There is another scenario. If the AI market slows, Meta, Microsoft and others could push out--or even halt--their server orders, which would impact chip vendors.

HBM or bust

As stated, memory makers produce DRAMs in a fab using various process steps. At each new generation, the DRAM is becoming more difficult to manufacture in the fab. The challenge is to reduce the size of the tiny capacitor in the DRAM at each generation.

For HBM, memory makers take standard DRAM, and then stack the devices and connect them using TSVs. To make HBM devices, the process steps are different than making DRAM.

The HBM process steps are well known and established. But at each generation, memory makers are dealing with new and more complex DRAMs.
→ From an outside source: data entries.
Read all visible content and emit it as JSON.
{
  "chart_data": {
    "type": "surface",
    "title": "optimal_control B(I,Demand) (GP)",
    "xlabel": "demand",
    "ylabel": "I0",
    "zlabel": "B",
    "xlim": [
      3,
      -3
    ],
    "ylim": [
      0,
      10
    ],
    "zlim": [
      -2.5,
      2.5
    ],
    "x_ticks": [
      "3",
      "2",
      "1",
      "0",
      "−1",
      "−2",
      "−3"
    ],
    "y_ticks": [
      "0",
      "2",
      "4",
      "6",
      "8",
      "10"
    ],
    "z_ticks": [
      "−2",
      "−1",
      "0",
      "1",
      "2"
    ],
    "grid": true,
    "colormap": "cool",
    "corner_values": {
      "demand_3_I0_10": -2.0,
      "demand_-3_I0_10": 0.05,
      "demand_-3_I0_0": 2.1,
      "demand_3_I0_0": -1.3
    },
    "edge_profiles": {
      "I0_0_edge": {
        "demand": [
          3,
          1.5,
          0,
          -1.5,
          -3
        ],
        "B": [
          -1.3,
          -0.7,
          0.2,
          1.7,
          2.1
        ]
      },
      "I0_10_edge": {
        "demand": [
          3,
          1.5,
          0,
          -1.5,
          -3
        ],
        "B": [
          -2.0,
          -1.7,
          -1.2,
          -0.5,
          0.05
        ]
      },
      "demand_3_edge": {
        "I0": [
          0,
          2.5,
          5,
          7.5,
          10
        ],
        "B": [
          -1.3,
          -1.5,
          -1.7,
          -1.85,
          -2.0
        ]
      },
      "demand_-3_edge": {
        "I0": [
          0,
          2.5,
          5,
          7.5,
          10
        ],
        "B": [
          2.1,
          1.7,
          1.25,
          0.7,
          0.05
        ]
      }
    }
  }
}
That adds complexity to the HBM manufacturing process.

Plus, the die sizes for HBM are 35%-45% larger than DDR5 DRAM, according to Avril Wu, an analyst at TrendForce. In addition, the yield rates for HBM are 20%-30% lower than DDR5 DRAM, Wu said.

So, who’s doing what in HBM? Today, Micron, Samsung and SK Hynix are shipping HBM3E products that support 8 DRAM die stacks. Vendors are now sampling HBMs with 12 DRAM die stacks. The 12-die products present some challenges. “The thermal issues on eight are very challenging. The 12-stack products will be even more challenging, but are being addressed,” Webb said.

Meanwhile, last year, SK Hynix announced what the company claimed was the industry’s first 12-layer HBM3E product with a 24GB memory capacity.

Earlier this year, Samsung began sampling a 12-stack HBM3E product. With a capacity of 36GB, Samsung’s product provides a bandwidth of up to 1,280 gigabytes per second (GB/s).

Not to be outdone, Micron is sampling a 36GB 12-die HBM3E, which is set to deliver greater than 1.2 TB/s performance. In the meantime, Micron is seeing huge demand for its current HBM products.

“Our HBM shipment ramp began in fiscal Q3, and we generated over $100 million in HBM3E revenue in the quarter,” said Sanjay Mehrotra, president and chief executive at Micron, in a recent conference call. “We expect to generate several hundred million dollars of revenue from HBM in fiscal 2024 and multiple billions of dollars in revenue from HBM in fiscal 2025.”

Others are also pursuing HBM, particularly China, which doesn’t have a presence here. ChangXin Memory Technologies (CSMT) and Huawei are separately developing HBM, according to reports. China appears to be developing older HBM2 products.

So where is this all leading? “We are in the early innings of a multiyear race to enable artificial general intelligence, or AGI, which will revolutionize all aspects of life. Enabling AGI will require training ever-increasing model sizes with trillions of parameters and sophisticated servers for inferencing. AI will also permeate to the edge via AI PCs and AI smartphones, as well as smart automobiles and intelligent industrial systems. These trends will drive significant growth in the demand for DRAM and NAND,” Micron’s Mehrotra said.

Let’s not forget GPUs and other chips too. The question is how long the AI boom will last and what are the future ramifications of the technology.